I am scared of quite a few things and flat out terrified of about three. To be specific, the thought of being stuck in any sort of small or enclosed space with an alligator while having someone rub my eyebrows the wrong way (yes, I know the last one is bizarre) almost induces grand mal seizures on my poor, fearful self. I have resigned myself to my three main phobias, and in theory come to terms with avoiding such titillating activities as caving, anything involving swamps or becoming a eyebrow-wax test subject.
However, the general kind of fears are giving me more problems as of late. General fears in this case mean the not nearly as irrational things that dictate my life every day. For example, I have what I believe to be a standard-level fear of Atlanta traffic which up until this point has helped me navigate the city.
I usually have chosen to do so in a large metal frame with airbags (also known as a car), and not while suspended on a teeny tiny metal thing with no seatbelts or storage space wearing an ugly hat that ruins what few chances I have for good hair.
I lived the first 21 years of my life in Atlanta relatively bike-free, save a few family trips to Callaway Gardens and mandatory bike rides through the neighborhood, but it seems my luck has run out. This semester I am working roughly 25 minutes away from my apartment on foot, and as I don’t own a car, a bike has become my only option. So far, I have biked all of ten feet.
The instant I started pedaling my bike, it let out a horrifying squeal. I immediately forgot everything that my parents had so diligently taught me about steering, braking and keeping my balance and instead chose to jump off the demonic machine beneath me, causing quite a spectacle over on West Campus. So, I re-retired my bike.
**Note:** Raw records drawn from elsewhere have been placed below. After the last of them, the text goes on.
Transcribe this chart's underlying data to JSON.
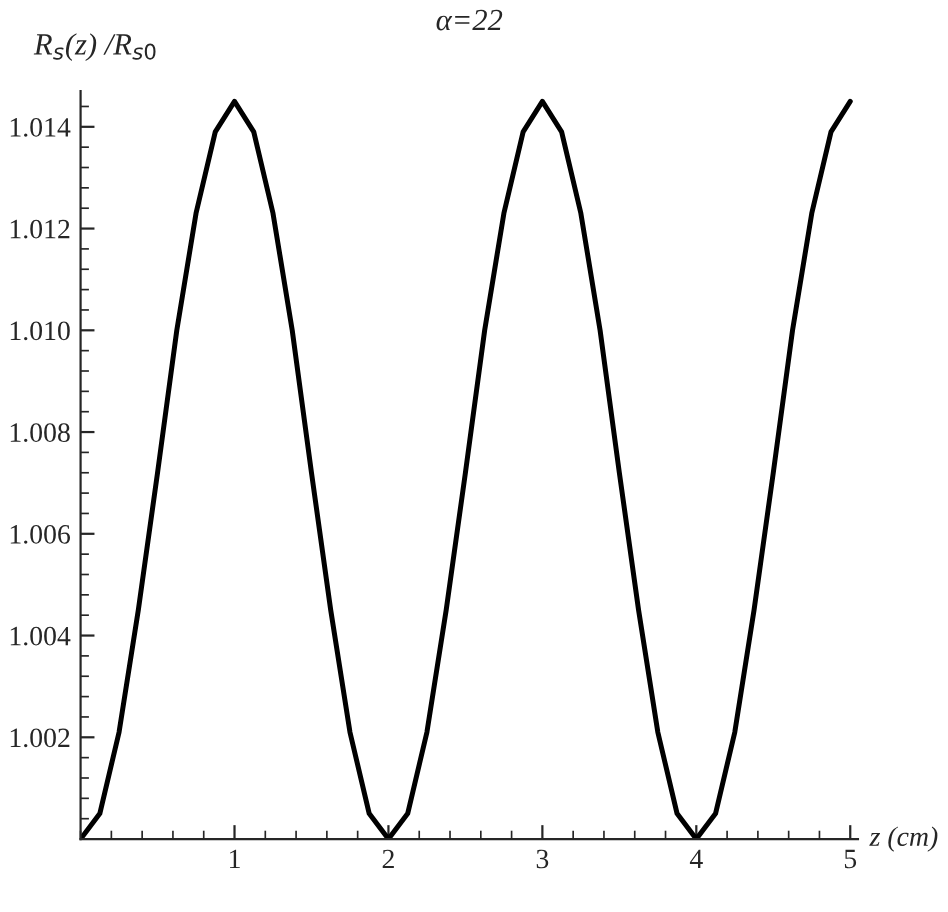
{
  "chart_data": {
    "type": "line",
    "title": "α=22",
    "xlabel": "z (cm)",
    "ylabel": "R$_{s}$(z) /R$_{s0}$",
    "x": [
      0,
      0.125,
      0.25,
      0.375,
      0.5,
      0.625,
      0.75,
      0.875,
      1,
      1.125,
      1.25,
      1.375,
      1.5,
      1.625,
      1.75,
      1.875,
      2,
      2.125,
      2.25,
      2.375,
      2.5,
      2.625,
      2.75,
      2.875,
      3,
      3.125,
      3.25,
      3.375,
      3.5,
      3.625,
      3.75,
      3.875,
      4,
      4.125,
      4.25,
      4.375,
      4.5,
      4.625,
      4.75,
      4.875,
      5
    ],
    "series": [
      {
        "color": "#000000",
        "values": [
          1.0,
          1.0005,
          1.0021,
          1.0045,
          1.0072,
          1.01,
          1.0123,
          1.0139,
          1.0145,
          1.0139,
          1.0123,
          1.01,
          1.0072,
          1.0045,
          1.0021,
          1.0005,
          1.0,
          1.0005,
          1.0021,
          1.0045,
          1.0072,
          1.01,
          1.0123,
          1.0139,
          1.0145,
          1.0139,
          1.0123,
          1.01,
          1.0072,
          1.0045,
          1.0021,
          1.0005,
          1.0,
          1.0005,
          1.0021,
          1.0045,
          1.0072,
          1.01,
          1.0123,
          1.0139,
          1.0145
        ]
      }
    ],
    "xlim": [
      0,
      5.05
    ],
    "ylim": [
      1.0,
      1.0147
    ],
    "xticks": [
      1,
      2,
      3,
      4,
      5
    ],
    "yticks": [
      {
        "value": 1.002,
        "label": "1.002"
      },
      {
        "value": 1.004,
        "label": "1.004"
      },
      {
        "value": 1.006,
        "label": "1.006"
      },
      {
        "value": 1.008,
        "label": "1.008"
      },
      {
        "value": 1.01,
        "label": "1.010"
      },
      {
        "value": 1.012,
        "label": "1.012"
      },
      {
        "value": 1.014,
        "label": "1.014"
      }
    ],
    "grid": false,
    "legend": false,
    "marker": "none",
    "line_style": "solid"
  }
}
When asked about it, I describe bikes as fatal, horrifying and painful. I generally act like a three-year-old about the subject. Looking back at the most recent discussion of my unwillingness to bike, I can’t think of any better description than “temper tantrum.” I am therefore trying to re-evaluate my actions so that I can at least pretend to be a mature almost-adult.
What in the world am I so afraid of? While it was rare, I did use to know how to bike. I am in decent shape, and usually can walk upright with good balance. A friend of mine has supplied me with a helmet that could take on a transfer truck as well as new brakes and lights. Plus, hundreds of people bike around the city every day in traffic that is much more daunting than what I face between my campus apartment and the Technique office. Not to sound cocky, but I really should be able to do this pretty well.
Looking at it, the only excuse I have is that I am just afraid of being bad at biking. Really, I could probably reduce most of my fears (minus those three darn irrational phobias I mentioned earlier) down to not wanting to be really, really bad at something. Even as a student at Tech I have managed to avoid doing a lot of things that deep-down inside I am just afraid of.
Looking at most of us here, I think that it’s a common problem. Sure, we all challenge ourselves and keep busy, but how many of us really have stretched our comfort zones since we got here?
Can you really say you are challenging yourself as a person if you are filling your schedule with classes and activities that you already know you love and will ultimately be successful at? I am not advocating joining the skydiving club one day, attempting public speaking the next and then going through Greek Rush the next spring, but a few new challenges never hurt anyone.
Even though it is about a month late, I have decided to give myself a resolution. I am going to try to do more things that scare me, or at least that make me way more nervous than I like to be. Personally, I don’t foresee signing up skydiving or registering for physics as a challenge on my list, but I am going to try. Small steps first—starting with trying out my bike again.